Eukaryotic cells are characterized by a high degree of compartmentalization, wherein the function of proteins is intricately tied to their subcellular localization, as distinct compartments provide specialized microenvironments. The Golgi apparatus serves as a critical hub for the processing and sorting of proteins within intracellular trafficking pathways. The identification of the Golgi apparatus proteome in living cells is of great significance for understanding both intercellular and intracellular communication networks. However, this still poses a significant challenge because of the scarcity of targeted labeling strategies, which is attributed to the fact that the stacked structure of the Golgi apparatus membrane hinders the access of traditional organic molecule photosensitizers. Inspired by the mechanism of chondroitin sulfate accumulation in the Golgi apparatus of living cells, we prepared the Golgi apparatus-targeting nanophotosensitizer by combination of chondroitin sulfate and photosensitizers.

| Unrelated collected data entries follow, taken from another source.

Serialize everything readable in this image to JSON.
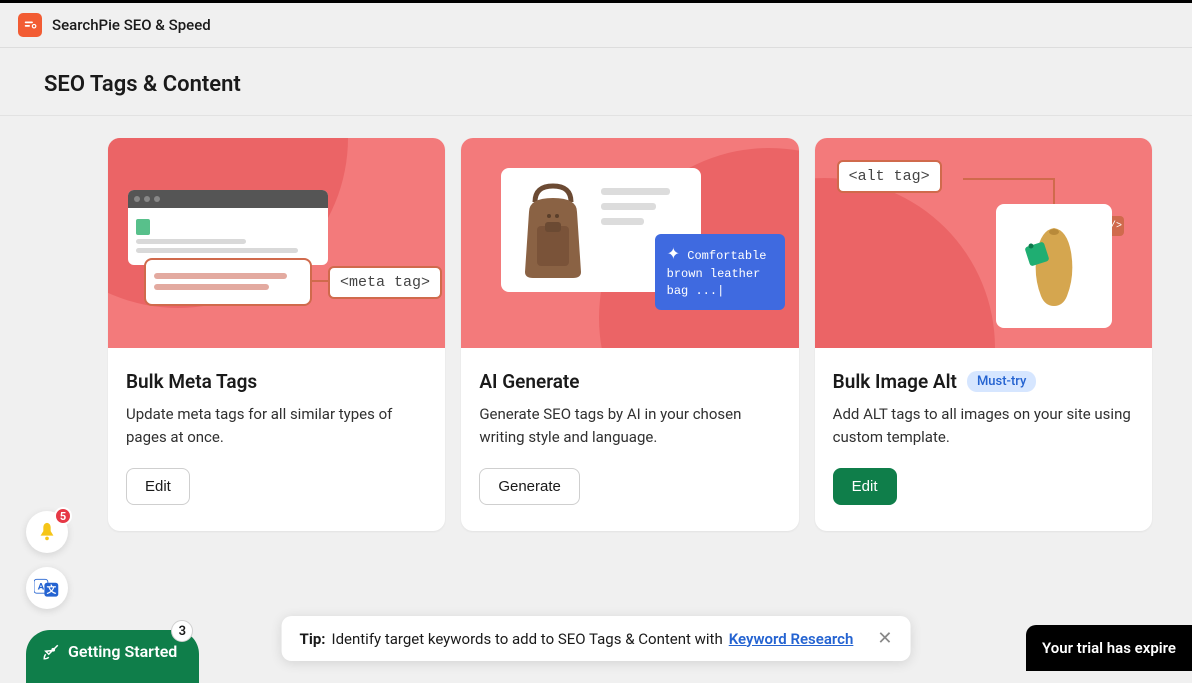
{
  "header": {
    "app_name": "SearchPie SEO & Speed"
  },
  "page": {
    "title": "SEO Tags & Content"
  },
  "cards": {
    "meta": {
      "title": "Bulk Meta Tags",
      "desc": "Update meta tags for all similar types of pages at once.",
      "button": "Edit",
      "tag_label": "<meta tag>"
    },
    "ai": {
      "title": "AI Generate",
      "desc": "Generate SEO tags by AI in your chosen writing style and language.",
      "button": "Generate",
      "bubble_text": "Comfortable brown leather bag ...|"
    },
    "alt": {
      "title": "Bulk Image Alt",
      "badge": "Must-try",
      "desc": "Add ALT tags to all images on your site using custom template.",
      "button": "Edit",
      "tag_label": "<alt tag>",
      "chip": "</>"
    }
  },
  "notif": {
    "count": "5"
  },
  "getting_started": {
    "label": "Getting Started",
    "count": "3"
  },
  "tip": {
    "label": "Tip:",
    "text": "Identify target keywords to add to SEO Tags & Content with ",
    "link": "Keyword Research"
  },
  "trial": {
    "text": "Your trial has expire"
  }
}
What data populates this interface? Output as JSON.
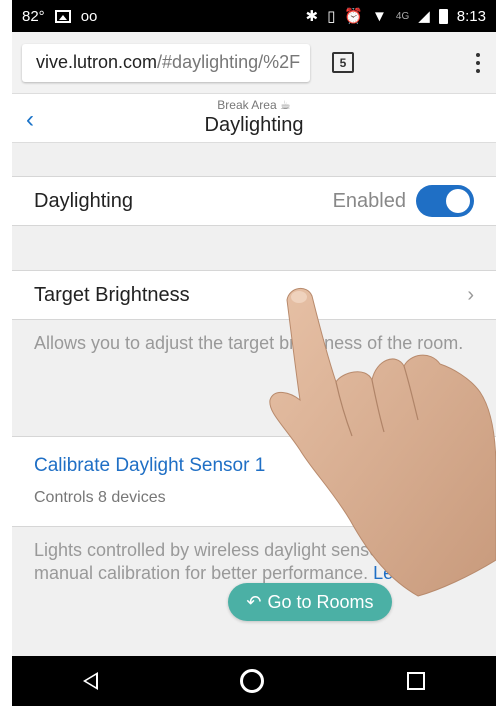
{
  "status_bar": {
    "temperature": "82°",
    "time": "8:13",
    "network": "4G"
  },
  "browser": {
    "url_host": "vive.lutron.com",
    "url_path": "/#daylighting/%2F",
    "tab_count": "5"
  },
  "header": {
    "subtitle": "Break Area ☕",
    "title": "Daylighting",
    "back_label": "‹"
  },
  "daylighting_row": {
    "label": "Daylighting",
    "state": "Enabled",
    "toggle_on": true
  },
  "target_row": {
    "label": "Target Brightness",
    "description": "Allows you to adjust the target brightness of the room."
  },
  "calibrate": {
    "link": "Calibrate Daylight Sensor 1",
    "sub": "Controls 8 devices"
  },
  "calib_desc": {
    "text": "Lights controlled by wireless daylight sensors require manual calibration for better performance. ",
    "link": "Learn"
  },
  "go_button": {
    "label": "Go to Rooms"
  },
  "colors": {
    "accent": "#1f6fc5",
    "go_button": "#4bb0a5"
  }
}
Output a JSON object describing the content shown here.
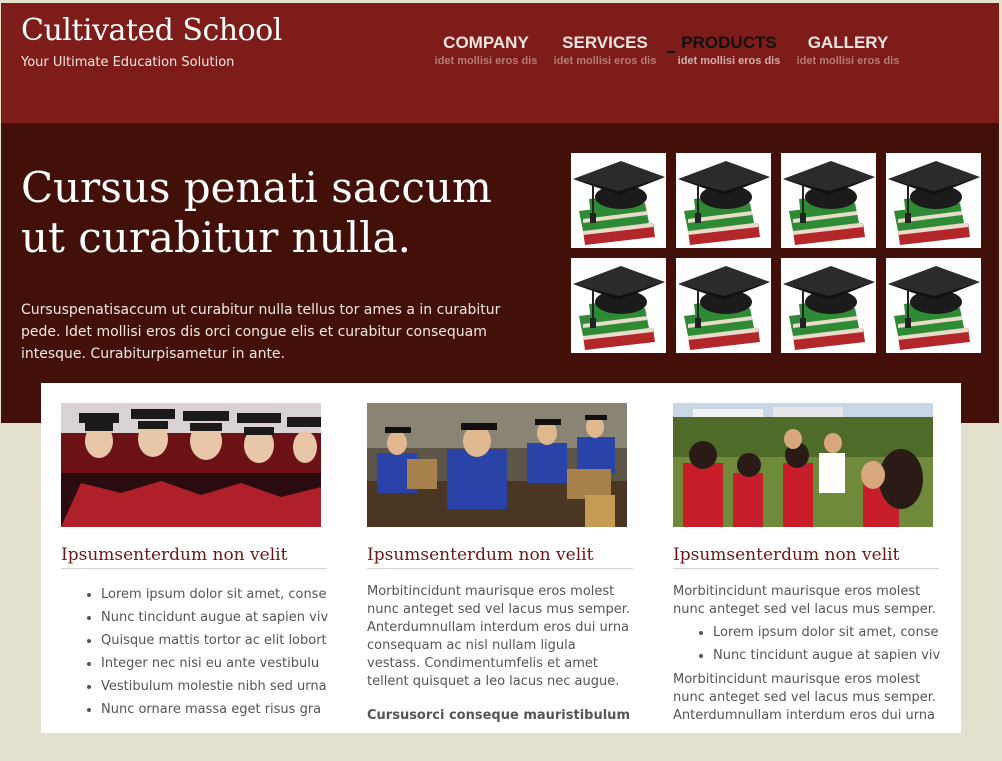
{
  "site": {
    "title": "Cultivated School",
    "tagline": "Your Ultimate Education Solution"
  },
  "nav": [
    {
      "label": "COMPANY",
      "sub": "idet mollisi eros dis"
    },
    {
      "label": "SERVICES",
      "sub": "idet mollisi eros dis"
    },
    {
      "label": "PRODUCTS",
      "sub": "idet mollisi eros dis",
      "active": true
    },
    {
      "label": "GALLERY",
      "sub": "idet mollisi eros dis"
    }
  ],
  "hero": {
    "title": "Cursus penati saccum ut curabitur nulla.",
    "text": "Cursuspenatisaccum ut curabitur nulla tellus tor ames a in curabitur pede. Idet mollisi eros dis orci congue elis et curabitur consequam intesque. Curabiturpisametur in ante.",
    "tiles": [
      "graduation-cap-books-icon",
      "graduation-cap-books-icon",
      "graduation-cap-books-icon",
      "graduation-cap-books-icon",
      "graduation-cap-books-icon",
      "graduation-cap-books-icon",
      "graduation-cap-books-icon",
      "graduation-cap-books-icon"
    ]
  },
  "columns": [
    {
      "title": "Ipsumsenterdum non velit",
      "list": [
        "Lorem ipsum dolor sit amet, conse",
        "Nunc tincidunt augue at sapien viv",
        "Quisque mattis tortor ac elit lobort",
        "Integer nec nisi eu ante vestibulu",
        "Vestibulum molestie nibh sed urna",
        "Nunc ornare massa eget risus gra"
      ]
    },
    {
      "title": "Ipsumsenterdum non velit",
      "paragraph": "Morbitincidunt maurisque eros molest nunc anteget sed vel lacus mus semper. Anterdumnullam interdum eros dui urna consequam ac nisl nullam ligula vestass. Condimentumfelis et amet tellent quisquet a leo lacus nec augue.",
      "strong": "Cursusorci conseque mauristibulum"
    },
    {
      "title": "Ipsumsenterdum non velit",
      "paragraph": "Morbitincidunt maurisque eros molest nunc anteget sed vel lacus mus semper.",
      "list": [
        "Lorem ipsum dolor sit amet, conse",
        "Nunc tincidunt augue at sapien viv"
      ],
      "paragraph2": "Morbitincidunt maurisque eros molest nunc anteget sed vel lacus mus semper. Anterdumnullam interdum eros dui urna"
    }
  ],
  "colors": {
    "header": "#7e1c1a",
    "hero": "#431009",
    "page": "#e3e0cd",
    "heading": "#6b1814"
  }
}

The nanophotosensitizer enabled photocatalytic proximity labeling of the Golgi apparatus proteome with high spatiotemporal precision under native conditions. After validation in living HeLa cells, which demonstrated that more than 400 Golgi apparatus-annotated proteins were identified, we applied the strategy to dynamic Golgi apparatus proteome mapping of brain metastatic lung cancer cells. We found that Golgi apparatus proteins played a role in signal transduction and extracellular matrix organization during cancer metastasis. Overall, this study not only significantly advanced the identification of the Golgi apparatus proteome but also provided new insights into the potential functions of the Golgi apparatus.